Elon explains how to build anything with first principles pic.twitter.com/DTBuEfazi7
— TaraBull (@TaraBull) May 9, 2026
I’m working on a lunar skycrane project, and doing a trade on how/when to unreel/reel the tether, but I’m thinking about simplifying by simply making it fixed length.
Make your tether long enough so that your canted thrusters aren’t blowing dust around so much to obstruct your ground view or the workers below while the object being hoisted is on the surface and no longer. Use the thrusters for all else. Variable canter?
The best part is no part.
Lunar version of the Sikorsky S64 Sky-crane? Using standardized containers?
Never optimize a process for the edge case, optimize it for the base rate.
“Simplificate and build in lightness.”
– Geoffrey de Havilland.
When Bill Lear was working on the first Lear Jet (the Model 23), he told his engineers to work hard to eliminate parts and systems.

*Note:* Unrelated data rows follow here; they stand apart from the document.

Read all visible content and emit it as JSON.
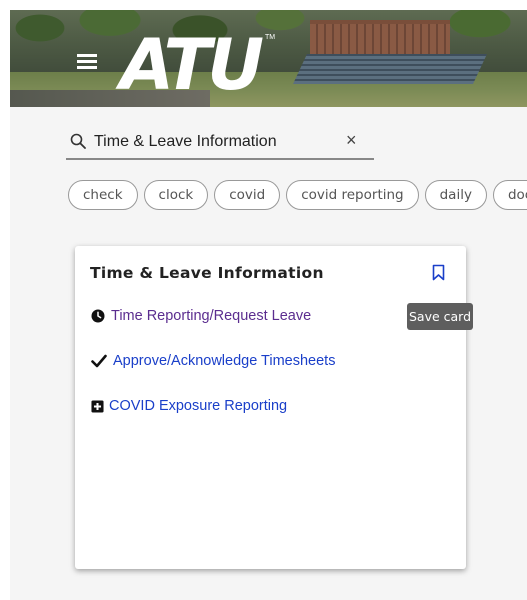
{
  "header": {
    "logo_text": "ATU",
    "logo_tm": "TM"
  },
  "search": {
    "query": "Time & Leave Information",
    "clear_symbol": "×"
  },
  "chips": [
    "check",
    "clock",
    "covid",
    "covid reporting",
    "daily",
    "docu"
  ],
  "card": {
    "title": "Time & Leave Information",
    "links": [
      {
        "label": "Time Reporting/Request Leave",
        "icon": "clock-icon"
      },
      {
        "label": "Approve/Acknowledge Timesheets",
        "icon": "checkmark-icon"
      },
      {
        "label": "COVID Exposure Reporting",
        "icon": "plus-square-icon"
      }
    ],
    "bookmark_icon": "bookmark-icon"
  },
  "tooltip": {
    "text": "Save card"
  },
  "colors": {
    "visited_link": "#5b2d8f",
    "link": "#1a3fc9",
    "bookmark": "#1a3fc9",
    "tooltip_bg": "#5e5e5e"
  }
}
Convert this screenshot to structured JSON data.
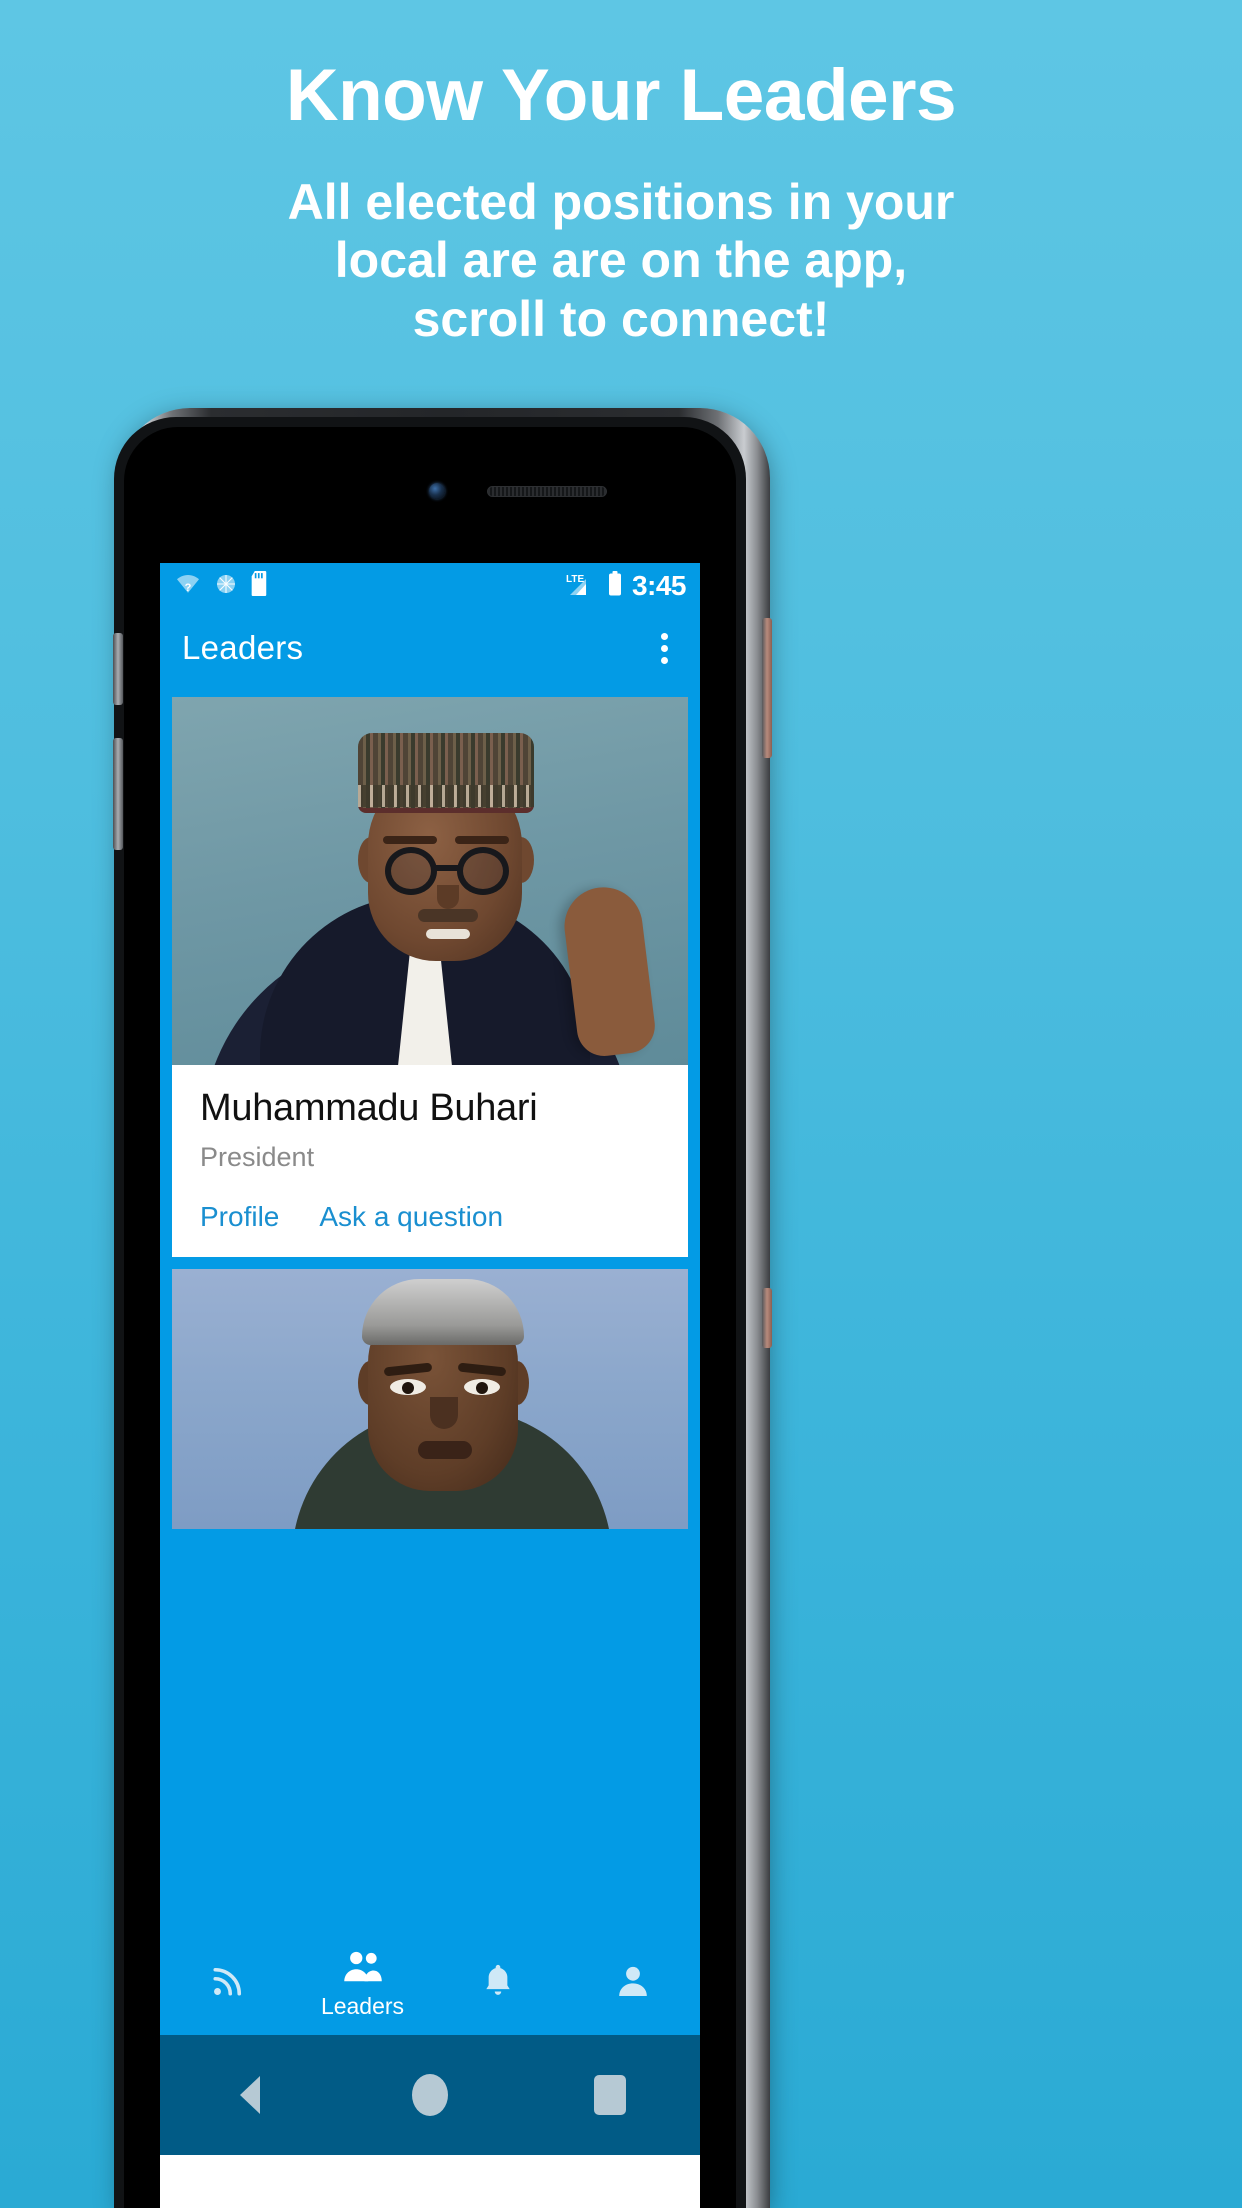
{
  "promo": {
    "title": "Know Your Leaders",
    "subtitle_lines": [
      "All elected positions in your",
      "local are are on the app,",
      "scroll to connect!"
    ],
    "background_color": "#4fbedf",
    "text_color": "#ffffff"
  },
  "phone": {
    "device_color": "#2b2d30",
    "screen_background": "#ffffff"
  },
  "statusbar": {
    "time": "3:45",
    "network_type": "LTE",
    "icons": [
      "wifi-no-internet-icon",
      "sync-icon",
      "sd-card-icon"
    ],
    "right_icons": [
      "lte-signal-icon",
      "battery-full-icon"
    ],
    "background_color": "#039be5"
  },
  "appbar": {
    "title": "Leaders",
    "overflow_icon": "overflow-menu-icon",
    "background_color": "#039be5",
    "text_color": "#ffffff"
  },
  "cards": [
    {
      "photo_alt": "portrait-photo",
      "name": "Muhammadu Buhari",
      "role": "President",
      "actions": [
        {
          "label": "Profile",
          "name": "profile-action"
        },
        {
          "label": "Ask a question",
          "name": "ask-question-action"
        }
      ],
      "action_color": "#1a8fd0"
    },
    {
      "photo_alt": "portrait-photo-2"
    }
  ],
  "bottomnav": {
    "background_color": "#039be5",
    "items": [
      {
        "icon": "feed-rss-icon",
        "label": "",
        "active": false
      },
      {
        "icon": "people-group-icon",
        "label": "Leaders",
        "active": true
      },
      {
        "icon": "bell-notifications-icon",
        "label": "",
        "active": false
      },
      {
        "icon": "person-profile-icon",
        "label": "",
        "active": false
      }
    ]
  },
  "sysnav": {
    "background_color": "#015b86",
    "buttons": [
      {
        "icon": "android-back-icon"
      },
      {
        "icon": "android-home-icon"
      },
      {
        "icon": "android-recents-icon"
      }
    ]
  }
}
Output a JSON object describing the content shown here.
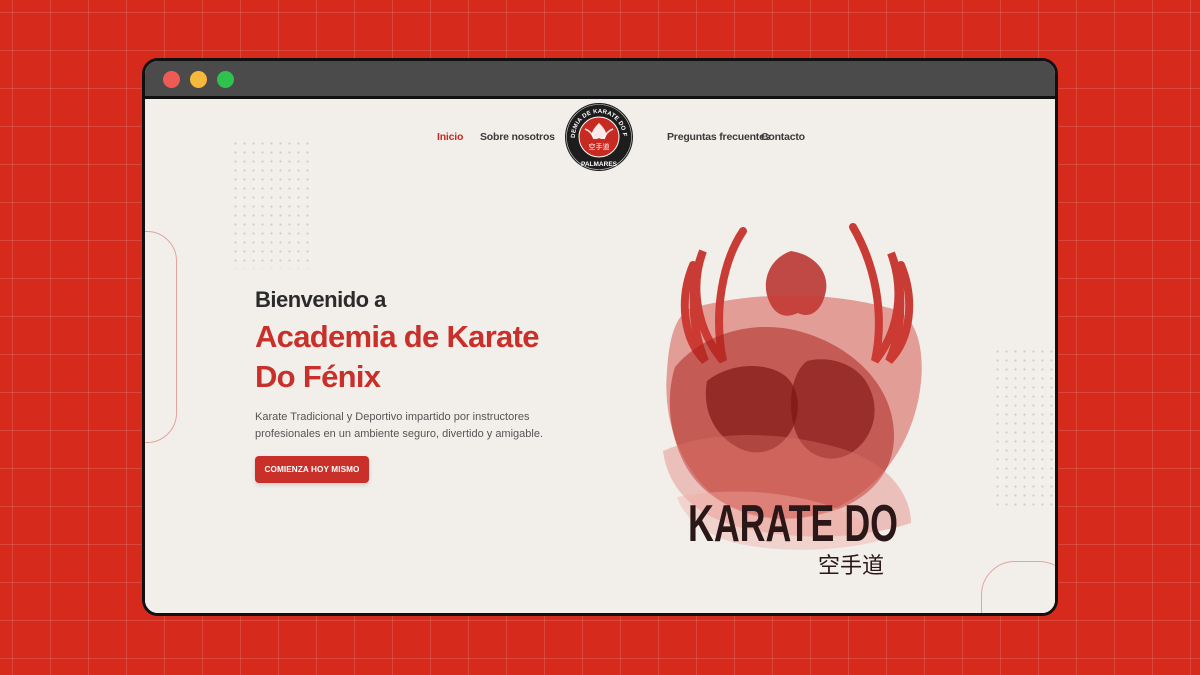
{
  "nav": {
    "items": [
      "Inicio",
      "Sobre nosotros",
      "Preguntas frecuentes",
      "Contacto"
    ],
    "active": "Inicio"
  },
  "logo": {
    "top_text": "ACADEMIA DE KARATE DO FENIX",
    "kanji": "空手道",
    "bottom_text": "PALMARES"
  },
  "hero": {
    "pre_title": "Bienvenido a",
    "title": "Academia de Karate Do Fénix",
    "description": "Karate Tradicional y Deportivo impartido por instructores profesionales en un ambiente seguro, divertido y amigable.",
    "cta_label": "COMIENZA HOY MISMO"
  },
  "art": {
    "title": "KARATE DO",
    "kanji": "空手道"
  },
  "colors": {
    "accent": "#c9302a",
    "background": "#d52a1c",
    "page": "#f2efeb"
  }
}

His reasoning was that no only would you eliminate that part or system, but also the backup redundant part or system. His discussed this in his autobiography, “They Said It Couldn’t be Done”.
This is far from a new idea.
Not new, just not accepted widely
I’m not anything close to an engineer but think about all this design advice, especially this specific bit, when designing things to print.
Designing things to print?
Sorry to deliver the terrible news. You’re an engineer.
We should regard government regulation as an engineering problem.
I regard it as an existential threat to the species.